If only a few thousand domains will be registered, the profit just won’t be there unless of course we’re talking about high 2 fig or even low 3 fig renewal costs.
But with tens of thousands of domains… totally different story.
Therein lies the key.
If the registry will do a mediocre job marketing the extension, people will only register the best of the best terms (so for example, loans.extension) and that won’t be enough to make it profitable.
In my opinion, such terms will be registered even if the registry in question does nothing whatsoever promotion-wise but again, it’s not enough to turn the business into a profitable venture.
If they do a good job, on the other hand, the pool of domains that are attractive increases. So if loans.extension is taken, people will also want let’s say borrow.extension if the gTLD is appealing enough.
… you get the point.
The bottom line is this: a gTLD doesn’t have to surpass dot com to be profitable, not by a long shot.
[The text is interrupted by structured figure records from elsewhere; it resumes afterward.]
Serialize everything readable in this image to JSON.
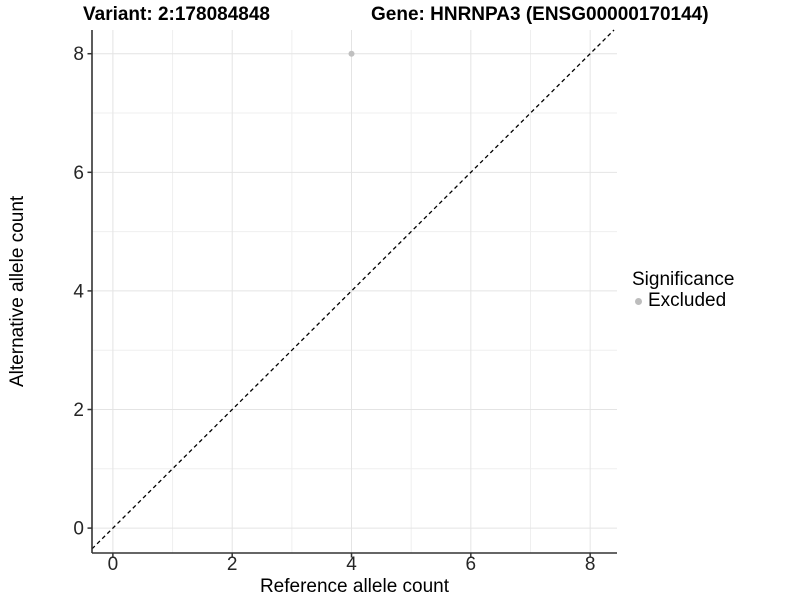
{
  "header": {
    "variant_title": "Variant: 2:178084848",
    "gene_title": "Gene: HNRNPA3 (ENSG00000170144)"
  },
  "chart_data": {
    "type": "scatter",
    "xlabel": "Reference allele count",
    "ylabel": "Alternative allele count",
    "xlim": [
      -0.35,
      8.45
    ],
    "ylim": [
      -0.42,
      8.4
    ],
    "x_ticks": [
      0,
      2,
      4,
      6,
      8
    ],
    "y_ticks": [
      0,
      2,
      4,
      6,
      8
    ],
    "x_minor": [
      1,
      3,
      5,
      7
    ],
    "y_minor": [
      1,
      3,
      5,
      7
    ],
    "grid": true,
    "points": [
      {
        "x": 4,
        "y": 8,
        "significance": "Excluded",
        "color": "#C0C0C0"
      }
    ],
    "reference_line": {
      "type": "identity",
      "equation": "y = x",
      "style": "dashed",
      "color": "#000000"
    },
    "legend": {
      "position": "right",
      "title": "Significance",
      "items": [
        {
          "label": "Excluded",
          "color": "#BDBDBD"
        }
      ]
    },
    "colors": {
      "background": "#FFFFFF",
      "grid_major": "#E4E4E4",
      "grid_minor": "#EFEFEF",
      "axis_line": "#333333",
      "tick_mark": "#333333",
      "tick_label": "#262626",
      "title_text": "#000000"
    }
  }
}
Even with a 5 figure number of domains, the company in question can generate decent returns but for that to happen, a registry needs to take its marketing campaign very seriously.
August 28th, 2013 at 12:45 pm
Finally after 3 years you finally got it
August 28th, 2013 at 1:39 pm
@Mike: better late than never 🙂
August 28th, 2013 at 8:28 pm
Nope. I disagree. All will fail — no matter how you opt to measure. The name expansion idea is stupid, unnecessary and won’t work. What part of that needs clarification?
August 29th, 2013 at 4:48 am
From perspective of domainers: 99% will fail as there’s little resale value.
From perspective of registry: many will fail if they don’t have a good marketing plan.
From perspective of consumers: many will not fail if the extension is part of the brand.
August 31st, 2013 at 4:28 pm
Lets try this one.
Your selling air, your selling something that costs around $2.50 per year in hard costs for $10-$30 or more per year, thousands and thousands of times over and that’s if your not very successful.